During her time at HLS, she was a member of the archival research team with the Harvard Blackletter Law Journal, formally the Harvard Journal on Racial and Ethnic Justice, and she worked on preserving institutional knowledge, as well as documenting the impacts of black legal scholarship at HLS and beyond. In her capacity as an executive article editor, she helped devise themes for volumes, select articles, and helped expand the breadth of authors included in the journal.

She co-founded the Caribbean Law Students Association to promote legal scholarship and to leverage her role as a Harvard Law student to create a space for other students of the Caribbean diaspora. She served as president of the organization during the 2019-2020 academic year. Williams-Libert has also served as the chair of community outreach for the Black Law Students Association.
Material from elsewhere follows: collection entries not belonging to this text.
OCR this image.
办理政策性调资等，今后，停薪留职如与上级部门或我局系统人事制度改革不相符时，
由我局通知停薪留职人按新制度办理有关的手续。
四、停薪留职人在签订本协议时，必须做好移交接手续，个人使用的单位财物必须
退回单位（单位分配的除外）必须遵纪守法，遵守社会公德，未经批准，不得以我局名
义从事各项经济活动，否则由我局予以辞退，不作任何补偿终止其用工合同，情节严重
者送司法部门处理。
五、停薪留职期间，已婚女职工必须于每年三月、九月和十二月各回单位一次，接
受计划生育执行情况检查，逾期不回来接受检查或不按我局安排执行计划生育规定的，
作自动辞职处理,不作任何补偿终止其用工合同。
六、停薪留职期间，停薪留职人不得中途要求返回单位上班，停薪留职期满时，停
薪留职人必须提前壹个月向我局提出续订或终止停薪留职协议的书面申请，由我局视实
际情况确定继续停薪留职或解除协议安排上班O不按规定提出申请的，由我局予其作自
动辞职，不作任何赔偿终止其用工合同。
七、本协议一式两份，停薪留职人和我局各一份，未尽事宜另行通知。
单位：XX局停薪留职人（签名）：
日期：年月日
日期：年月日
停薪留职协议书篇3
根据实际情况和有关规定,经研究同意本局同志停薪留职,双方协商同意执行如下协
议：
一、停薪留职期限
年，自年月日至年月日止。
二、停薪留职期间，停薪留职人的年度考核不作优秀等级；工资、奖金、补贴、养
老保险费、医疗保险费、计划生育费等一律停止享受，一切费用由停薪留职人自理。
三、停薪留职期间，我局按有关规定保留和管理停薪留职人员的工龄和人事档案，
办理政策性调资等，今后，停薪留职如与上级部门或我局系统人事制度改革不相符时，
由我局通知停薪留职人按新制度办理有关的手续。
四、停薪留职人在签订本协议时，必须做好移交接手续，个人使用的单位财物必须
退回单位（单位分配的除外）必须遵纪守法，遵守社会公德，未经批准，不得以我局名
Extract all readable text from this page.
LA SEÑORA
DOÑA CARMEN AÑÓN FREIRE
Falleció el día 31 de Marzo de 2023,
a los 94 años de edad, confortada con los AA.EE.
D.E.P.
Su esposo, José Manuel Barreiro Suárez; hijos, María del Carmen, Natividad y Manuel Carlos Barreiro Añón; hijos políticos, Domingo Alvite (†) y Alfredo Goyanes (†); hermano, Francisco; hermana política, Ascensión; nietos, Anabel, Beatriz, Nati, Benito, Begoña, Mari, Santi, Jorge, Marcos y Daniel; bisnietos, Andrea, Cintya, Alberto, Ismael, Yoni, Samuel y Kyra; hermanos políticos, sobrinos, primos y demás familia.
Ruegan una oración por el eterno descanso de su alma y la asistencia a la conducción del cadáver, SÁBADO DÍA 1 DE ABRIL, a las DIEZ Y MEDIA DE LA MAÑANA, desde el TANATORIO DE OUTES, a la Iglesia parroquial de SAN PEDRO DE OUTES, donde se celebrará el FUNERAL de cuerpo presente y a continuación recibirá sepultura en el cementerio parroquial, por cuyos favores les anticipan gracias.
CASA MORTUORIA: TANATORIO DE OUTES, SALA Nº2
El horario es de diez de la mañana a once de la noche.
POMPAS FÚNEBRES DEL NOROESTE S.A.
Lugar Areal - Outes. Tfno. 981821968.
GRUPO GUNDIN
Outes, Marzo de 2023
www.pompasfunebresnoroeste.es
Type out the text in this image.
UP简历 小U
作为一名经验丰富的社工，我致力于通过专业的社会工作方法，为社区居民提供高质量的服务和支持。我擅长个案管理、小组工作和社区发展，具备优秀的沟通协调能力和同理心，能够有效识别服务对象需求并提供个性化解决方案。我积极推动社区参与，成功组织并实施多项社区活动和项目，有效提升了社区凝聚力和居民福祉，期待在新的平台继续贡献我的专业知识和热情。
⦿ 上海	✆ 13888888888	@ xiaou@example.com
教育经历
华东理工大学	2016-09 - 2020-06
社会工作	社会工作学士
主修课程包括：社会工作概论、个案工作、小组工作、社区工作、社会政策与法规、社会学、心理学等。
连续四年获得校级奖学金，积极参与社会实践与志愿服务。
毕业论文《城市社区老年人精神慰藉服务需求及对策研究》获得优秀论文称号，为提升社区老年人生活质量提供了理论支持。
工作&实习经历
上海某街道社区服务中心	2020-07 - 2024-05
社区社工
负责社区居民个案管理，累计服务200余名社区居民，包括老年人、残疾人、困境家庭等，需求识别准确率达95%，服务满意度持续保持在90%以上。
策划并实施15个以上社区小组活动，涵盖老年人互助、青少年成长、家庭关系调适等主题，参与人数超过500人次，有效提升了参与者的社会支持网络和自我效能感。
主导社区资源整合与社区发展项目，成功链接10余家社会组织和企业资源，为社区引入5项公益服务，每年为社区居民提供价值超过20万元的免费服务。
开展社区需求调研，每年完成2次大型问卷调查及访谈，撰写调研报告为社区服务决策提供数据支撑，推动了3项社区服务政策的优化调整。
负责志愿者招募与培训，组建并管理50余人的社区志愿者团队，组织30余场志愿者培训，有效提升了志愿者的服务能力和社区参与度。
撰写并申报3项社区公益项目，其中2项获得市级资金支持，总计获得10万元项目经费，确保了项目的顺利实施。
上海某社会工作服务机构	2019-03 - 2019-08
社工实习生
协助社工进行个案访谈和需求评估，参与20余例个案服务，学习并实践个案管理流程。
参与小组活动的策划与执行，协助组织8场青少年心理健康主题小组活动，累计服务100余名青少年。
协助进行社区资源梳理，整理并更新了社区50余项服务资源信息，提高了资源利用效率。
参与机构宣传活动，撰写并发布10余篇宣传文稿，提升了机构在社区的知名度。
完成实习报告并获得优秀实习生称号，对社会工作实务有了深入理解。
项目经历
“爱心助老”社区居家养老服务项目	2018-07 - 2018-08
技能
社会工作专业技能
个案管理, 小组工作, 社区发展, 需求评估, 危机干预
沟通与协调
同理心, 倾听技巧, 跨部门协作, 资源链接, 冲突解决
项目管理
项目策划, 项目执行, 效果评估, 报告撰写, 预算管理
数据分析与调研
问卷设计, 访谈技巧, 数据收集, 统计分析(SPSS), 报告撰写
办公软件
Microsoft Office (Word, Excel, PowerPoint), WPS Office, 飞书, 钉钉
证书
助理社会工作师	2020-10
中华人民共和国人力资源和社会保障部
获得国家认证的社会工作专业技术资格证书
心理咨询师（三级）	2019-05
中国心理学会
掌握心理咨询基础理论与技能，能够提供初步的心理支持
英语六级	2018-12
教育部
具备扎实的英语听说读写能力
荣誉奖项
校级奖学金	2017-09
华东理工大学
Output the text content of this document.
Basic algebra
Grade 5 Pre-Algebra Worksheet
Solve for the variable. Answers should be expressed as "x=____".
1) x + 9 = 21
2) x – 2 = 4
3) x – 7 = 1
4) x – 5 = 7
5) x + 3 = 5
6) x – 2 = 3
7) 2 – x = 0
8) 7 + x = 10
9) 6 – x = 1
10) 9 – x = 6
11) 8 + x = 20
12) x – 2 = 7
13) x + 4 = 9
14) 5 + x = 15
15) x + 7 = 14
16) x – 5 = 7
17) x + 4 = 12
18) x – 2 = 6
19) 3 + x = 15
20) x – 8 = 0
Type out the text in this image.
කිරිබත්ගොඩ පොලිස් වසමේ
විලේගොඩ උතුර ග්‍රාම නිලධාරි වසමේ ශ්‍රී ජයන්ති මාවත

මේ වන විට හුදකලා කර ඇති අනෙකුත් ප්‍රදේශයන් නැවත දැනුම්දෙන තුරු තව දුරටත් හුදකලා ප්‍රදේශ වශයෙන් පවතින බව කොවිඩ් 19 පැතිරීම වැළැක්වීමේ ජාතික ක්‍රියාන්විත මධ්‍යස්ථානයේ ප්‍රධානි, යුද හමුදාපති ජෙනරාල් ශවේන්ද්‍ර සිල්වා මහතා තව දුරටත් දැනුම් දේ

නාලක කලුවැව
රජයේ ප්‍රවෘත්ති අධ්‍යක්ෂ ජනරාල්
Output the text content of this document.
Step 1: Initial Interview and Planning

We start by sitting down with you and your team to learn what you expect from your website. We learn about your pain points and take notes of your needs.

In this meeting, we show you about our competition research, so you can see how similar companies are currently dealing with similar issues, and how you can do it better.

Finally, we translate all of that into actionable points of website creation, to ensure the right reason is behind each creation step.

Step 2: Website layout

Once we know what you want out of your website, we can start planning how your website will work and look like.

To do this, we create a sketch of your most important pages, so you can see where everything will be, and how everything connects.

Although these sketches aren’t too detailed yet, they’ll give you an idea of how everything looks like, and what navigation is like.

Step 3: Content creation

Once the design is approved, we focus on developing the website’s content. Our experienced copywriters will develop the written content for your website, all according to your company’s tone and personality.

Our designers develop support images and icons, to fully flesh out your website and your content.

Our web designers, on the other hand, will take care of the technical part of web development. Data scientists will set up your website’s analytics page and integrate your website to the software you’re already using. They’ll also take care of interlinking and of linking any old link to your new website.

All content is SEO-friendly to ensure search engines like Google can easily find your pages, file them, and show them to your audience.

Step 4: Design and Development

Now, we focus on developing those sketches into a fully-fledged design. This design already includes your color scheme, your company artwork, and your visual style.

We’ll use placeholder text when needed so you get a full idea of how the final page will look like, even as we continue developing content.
Williams-Libert spent her 1L summer as a judicial intern in the U.S. District Court in the Eastern District of New York. Her 2L summer was spent at Davis Polk & Wardwell, where she will return after graduation.

Lyla Wasz-Piper

Wasz-Piper recalls her first exposure to prisoners’ rights and civil rights cases during a college internship with Uptown People’s Law Center and says it was one of the factors that drew her to want to pursue a career in criminal justice. Wasz-Piper also cites her father as a figure who was a big motivation in her work.

Beyond her clinical placement at CJI, Wasz-Piper was also a student in the Crimmigration Clinic, where she advocated for a client’s release in light of the COVID-19 pandemic, drafted an amicus brief in a case in the 9th Circuit Court of Appeals, and wrote a bond hearing letter for a client who was eventually granted asylum.

She was also very involved in the Prison Legal Assistance Project, serving as a parole coordinator her 2L year and as executive director her 3L year. At PLAP, she represented clients in disciplinary hearings, parole hearings, and emergency parole revocation hearings. At both PLAP and CJI, Wasz-Piper was a mentor to her fellow students, her guidance spanning not only clinical work but also post-law school careers in public-interest.

During her 1L summer, Wasz-Piper focused on criminal and immigration reform legislation at the House Judiciary Committee, and she spent her 2L summer at the Legal Aid Society in New York, focused on public defense litigation.

After graduation, she will join First Defense Legal Aid, in Chicago, as a Public Service Venture Fund Fellow, focusing on civil rights work and in particular on police brutality. Wasz-Piper also plans to serve as a law clerk in the Northern District of Illinois in 2021.